Barang bukti terkait ledakan bom di SMAN 72 Jakarta di gedung Promoter Polda Metro Jaya, Jakarta, Selasa (11/11/2025). (Salman Toyibi/ Jawa Pos) - Image

Barang bukti terkait ledakan bom di SMAN 72 Jakarta di gedung Promoter Polda Metro Jaya, Jakarta, Selasa (11/11/2025). (Salman Toyibi/ Jawa Pos)

JawaPos.com - Pendalaman yang dilakukan oleh polisi terhadap pelaku ledakan SMAN 72 Jakarta mengungkap sejumlah fakta. Termasuk riwayat pencarian siswa SMA berinisial F tersebut di dunia maya. Sejak awal tahun, dia sudah mencari tahu beberapa hal ekstrem. Dari pencarian itu, total ada 6 peristiwa teror yang menginspirasi pelaku. 

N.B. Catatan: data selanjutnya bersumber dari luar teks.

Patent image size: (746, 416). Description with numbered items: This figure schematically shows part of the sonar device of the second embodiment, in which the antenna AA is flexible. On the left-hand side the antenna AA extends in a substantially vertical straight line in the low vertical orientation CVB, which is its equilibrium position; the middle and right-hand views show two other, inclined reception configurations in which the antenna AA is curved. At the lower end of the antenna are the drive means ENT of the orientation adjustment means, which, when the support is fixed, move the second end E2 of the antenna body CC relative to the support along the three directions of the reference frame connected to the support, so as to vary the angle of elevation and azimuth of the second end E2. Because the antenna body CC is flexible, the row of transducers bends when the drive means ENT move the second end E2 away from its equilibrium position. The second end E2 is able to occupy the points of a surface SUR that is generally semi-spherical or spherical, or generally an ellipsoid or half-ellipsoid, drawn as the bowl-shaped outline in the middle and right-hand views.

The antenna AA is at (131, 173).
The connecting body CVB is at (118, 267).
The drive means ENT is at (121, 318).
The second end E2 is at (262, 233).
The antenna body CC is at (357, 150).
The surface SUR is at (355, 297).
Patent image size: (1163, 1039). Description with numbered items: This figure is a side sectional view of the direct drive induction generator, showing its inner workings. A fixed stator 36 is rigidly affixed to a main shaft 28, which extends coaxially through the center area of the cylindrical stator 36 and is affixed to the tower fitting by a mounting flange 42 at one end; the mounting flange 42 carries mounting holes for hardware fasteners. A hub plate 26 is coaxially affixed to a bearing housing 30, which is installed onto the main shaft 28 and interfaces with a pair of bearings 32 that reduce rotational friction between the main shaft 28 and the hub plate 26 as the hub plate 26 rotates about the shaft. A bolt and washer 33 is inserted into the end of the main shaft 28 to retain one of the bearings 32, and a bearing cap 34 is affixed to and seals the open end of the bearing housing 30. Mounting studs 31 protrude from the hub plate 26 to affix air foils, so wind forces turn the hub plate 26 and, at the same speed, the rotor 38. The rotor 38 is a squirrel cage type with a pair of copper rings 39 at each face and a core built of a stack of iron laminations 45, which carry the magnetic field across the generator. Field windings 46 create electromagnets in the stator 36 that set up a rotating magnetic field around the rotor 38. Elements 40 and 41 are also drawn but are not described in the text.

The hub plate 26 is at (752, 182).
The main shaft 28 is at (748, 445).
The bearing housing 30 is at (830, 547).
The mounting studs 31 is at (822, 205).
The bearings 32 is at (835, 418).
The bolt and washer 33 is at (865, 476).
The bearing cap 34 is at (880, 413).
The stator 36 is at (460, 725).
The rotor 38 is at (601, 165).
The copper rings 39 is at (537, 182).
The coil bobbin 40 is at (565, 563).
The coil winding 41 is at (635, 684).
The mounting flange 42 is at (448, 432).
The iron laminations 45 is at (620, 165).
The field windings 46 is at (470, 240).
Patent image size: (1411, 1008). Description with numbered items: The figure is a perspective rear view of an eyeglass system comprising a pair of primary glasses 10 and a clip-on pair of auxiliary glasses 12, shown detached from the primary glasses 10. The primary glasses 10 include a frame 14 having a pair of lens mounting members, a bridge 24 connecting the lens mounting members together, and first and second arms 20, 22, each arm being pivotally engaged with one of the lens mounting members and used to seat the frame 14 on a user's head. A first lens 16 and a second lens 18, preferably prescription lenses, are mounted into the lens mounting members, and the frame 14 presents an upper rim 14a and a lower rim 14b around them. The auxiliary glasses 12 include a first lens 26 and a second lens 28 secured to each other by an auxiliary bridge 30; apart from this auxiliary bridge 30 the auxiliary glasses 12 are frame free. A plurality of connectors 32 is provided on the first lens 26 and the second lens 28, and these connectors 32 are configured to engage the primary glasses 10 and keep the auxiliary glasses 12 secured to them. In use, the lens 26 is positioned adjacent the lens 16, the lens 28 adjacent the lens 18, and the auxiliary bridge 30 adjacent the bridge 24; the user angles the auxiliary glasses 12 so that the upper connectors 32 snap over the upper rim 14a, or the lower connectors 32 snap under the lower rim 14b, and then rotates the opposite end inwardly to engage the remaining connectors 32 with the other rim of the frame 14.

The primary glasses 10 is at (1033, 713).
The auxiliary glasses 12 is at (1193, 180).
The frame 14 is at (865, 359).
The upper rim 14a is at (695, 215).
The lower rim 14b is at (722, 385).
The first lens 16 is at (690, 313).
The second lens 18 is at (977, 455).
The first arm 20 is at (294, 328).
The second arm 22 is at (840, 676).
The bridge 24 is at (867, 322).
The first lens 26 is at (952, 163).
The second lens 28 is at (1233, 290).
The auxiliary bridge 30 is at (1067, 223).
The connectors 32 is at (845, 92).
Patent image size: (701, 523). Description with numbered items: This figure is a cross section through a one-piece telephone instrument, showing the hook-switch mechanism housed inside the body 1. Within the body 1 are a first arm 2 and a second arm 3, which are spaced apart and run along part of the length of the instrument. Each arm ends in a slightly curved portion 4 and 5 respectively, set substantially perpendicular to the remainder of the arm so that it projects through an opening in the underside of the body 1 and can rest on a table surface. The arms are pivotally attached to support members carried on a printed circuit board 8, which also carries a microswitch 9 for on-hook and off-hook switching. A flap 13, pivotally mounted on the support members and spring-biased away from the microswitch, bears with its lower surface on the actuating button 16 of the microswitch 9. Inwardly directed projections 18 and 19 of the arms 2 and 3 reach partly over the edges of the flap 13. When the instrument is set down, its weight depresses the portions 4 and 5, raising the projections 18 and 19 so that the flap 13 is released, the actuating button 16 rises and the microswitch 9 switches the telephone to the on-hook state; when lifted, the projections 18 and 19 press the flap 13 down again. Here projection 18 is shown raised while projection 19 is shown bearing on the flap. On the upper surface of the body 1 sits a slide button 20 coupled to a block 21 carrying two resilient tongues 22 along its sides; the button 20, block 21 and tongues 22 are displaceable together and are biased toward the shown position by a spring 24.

Juru Bicara (Jubir) Detasemen Khusus (Densus) 88 Antiteror AKBP Mayndra Eka Wardhana menyampaikan hal itu kepada awak media dalam konferensi pers pada Selasa malam (11/11). Dia menyampaikan bahwa tindakan yang dilakukan oleh pelaku memang dipengaruhi oleh aksi teror dan kelompok ekstrimis di luar negeri. Namun, pelaku tidak terkait dengan jejaring kelompok tersebut.

”Bahwa itu hanya sekedar inspirasi dan ada pola yang berurutan yang mereka posting di komunitas media sosial-nya. Dan itu juga menjadi awareness ke depan bagi kita semua terkait adanya violence atau kekerasan di dunia maya. Terutama bagi para pengguna media sosial, orang tua, dan sebagainya,” kata dia.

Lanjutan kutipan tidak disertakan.